T
echno n’a peur de rien et ose tout. Son existence se nourrit du dépassement des limites, de l’intimité avec le risque, de l’attrait pour la transgression. Sport, plongeons hasardeux en pleine nature, virées en voiture, griserie de la vitesse. De rencontres hasardeuses en relations malsaines, il y aura aussi les cigarettes, la drogue occasionnellement et la picole. Sa boisson préférée est le pear cider, le cidre poiré. D’accidents en versement de primes d’assurance, il sombre dans l’inactivité et l’alcoolisme. Quelques tentatives de suicide et une hépatite C plus tard, il fait venir son ami en Chine. Il y attend soit une greffe de foie, soit la mort.
Robert Valley, qui se met en scène comme narrateur et ami du (anti) héros, vient du film d’animation (publicité et clips pour Gorillaz, entre autres).
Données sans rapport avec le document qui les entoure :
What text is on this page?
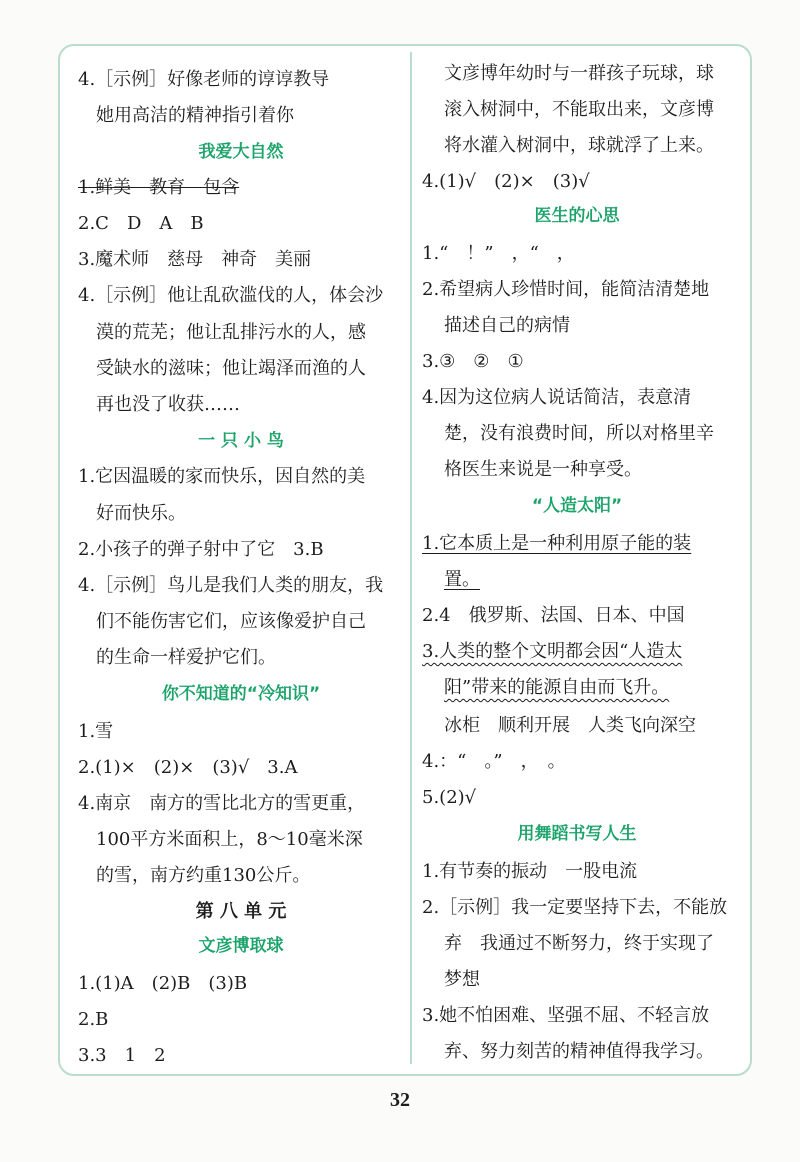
4.［示例］好像老师的谆谆教导
她用高洁的精神指引着你
我爱大自然
1.鲜美　教育　包含
2.C　D　A　B
3.魔术师　慈母　神奇　美丽
4.［示例］他让乱砍滥伐的人，体会沙
漠的荒芜；他让乱排污水的人，感
受缺水的滋味；他让竭泽而渔的人
再也没了收获……
一 只 小 鸟
1.它因温暖的家而快乐，因自然的美
好而快乐。
2.小孩子的弹子射中了它　3.B
4.［示例］鸟儿是我们人类的朋友，我
们不能伤害它们，应该像爱护自己
的生命一样爱护它们。
你不知道的“冷知识”
1.雪
2.(1)×　(2)×　(3)√　3.A
4.南京　南方的雪比北方的雪更重，
100平方米面积上，8～10毫米深
的雪，南方约重130公斤。
第 八 单 元
文彦博取球
1.(1)A　(2)B　(3)B
2.B
3.3　1　2
文彦博年幼时与一群孩子玩球，球
滚入树洞中，不能取出来，文彦博
将水灌入树洞中，球就浮了上来。
4.(1)√　(2)×　(3)√
医生的心思
1.“　！”　，“　，
2.希望病人珍惜时间，能简洁清楚地
描述自己的病情
3.③　②　①
4.因为这位病人说话简洁，表意清
楚，没有浪费时间，所以对格里辛
格医生来说是一种享受。
“人造太阳”
1.它本质上是一种利用原子能的装
置。
2.4　俄罗斯、法国、日本、中国
3.人类的整个文明都会因“人造太
阳”带来的能源自由而飞升。
冰柜　顺利开展　人类飞向深空
4.：“　。”　，　。
5.(2)√
用舞蹈书写人生
1.有节奏的振动　一股电流
2.［示例］我一定要坚持下去，不能放
弃　我通过不断努力，终于实现了
梦想
3.她不怕困难、坚强不屈、不轻言放
弃、努力刻苦的精神值得我学习。
32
Il s’agit là de sa première bande dessinée, si on excepte sa participation au tome 3 de la série policière Blue Estate et les petits formats publiés sous le nom générique de Massive Swerve. Son approche est autobiographique, prenant des éléments à la période durant laquelle il vivait en Chine et choisissant le point de vue subjectif d’un personnage qu’il incarne lui-même.
Le style graphique est personnel et original. Redevable à l’outil informatique, Robert Valley lance des perspectives audacieuses, se montre généreux avec les dimensions (trois cases par planche, des pleines pages) et jongle merveilleusement avec les couleurs. Selon l’ambiance ou de l’état de santé du personnage principal, il passe de la palette de gris aux couleurs vives des néons de Canton. Il fait preuve de créativité dans son rendu de la lumière solaire directe ou dans la superposition d’images. Le grain lisse de sa production rappelle inévitablement ses origines artistiques, mais le dessinateur sait inclure des crayonnés pour varier la démarche visuelle. On trouve également un usage risqué mais convaincant de la répétition, certains plans se retrouvant plusieurs fois, traduisant le désœuvrement de ses protagonistes dans le temps qui passe.
Cependant, si la réussite picturale est incontestable, il n’en est pas de même pour l’aspect narratif. L’ouverture est réussie car elle campe avec à-propos une existence, un point de vue et une atmosphère. Mais lorsque le récit s’installe à l’hôpital militaire chinois dans l’attente d’un donneur, même si Techno est imprévisible et pittoresque, dans la lecture, l’ennui des personnages devient contagieux. Clairement, quelques longueurs s'invitent. Le dénouement laisse aussi perplexe. Il lui manque de l’ampleur, une mise en perspective, une surprise, une accroche.
Au final, Pear cider and cigarettes pourra ravir quelques audacieux de la sensation graphique, qui se régaleront du talent d’illustrateur de Robert Valley. Ceux qui cherchent avant tout un récit palpitant, empli de suspens et de rebondissements, passeront leur chemin.
Cette oeuvre est assez singulière aussi bien dans le graphisme que dans le déroulé. On ne verra jamais le narrateur qui s'occupe d'un ami en totale perdition. C'est un peu à la manière d'un jeu vidéo où l'on est acteur mais sans se voir sur l'écran. Le mode est celui de l'observation. Une histoire assez simple mais très bien mise en scène.
Le récit est plutôt sombre car il s'agit d'assister à la déchéance alcoolique d'un ami junkie qui avait tout pour lui à savoir les femmes, l'argent et la famille. A vivre à cent à l'heure sans respecter les règles, on finit par se bousiller la santé. Les excès ne sont jamais bons. Je n'ai généralement guère de compassion pou ce genre d'individus. Cependant, en l'occurrence, cela fait quand même quelque chose au coeur. Malgré les défauts de ses amis, on arrive à les aimer.
Là, nous avons un vrai roman graphique qui apporte une touche humaine et crédible. L'auteur s'est d'ailleurs inspiré de la vie de l'un de ses amis. Il a longuement mûri ce projet qui a mis pas mal d'année avant d'éclore.
Bilan mitigé pour cet album.
Une réussite graphique incontestable car originale et travaillée. Cela amène une atmosphère décalée qui colle à l'histoire.
L'histoire, justement... C'est ce qui pêche selon moi car elle n'est pas exempte de reproches. L'histoire d'un personnage à travers les yeux d'un autre montre ici une succession d'évènements sans réel liant. La narration est originale mais il reste au final une impression d'être passé à côté de quelque chose. Comme la fin de certains films où si on est pas 100% attentif, on ne comprend pas tout ou pas tout ce qu'il faut comprendre. De plus, la fin laisse une impression de vite fait.
Bref, l'intérêt de cet album réside surtout dans son style graphique, pour son originalité et l'ambiance qu'il amène.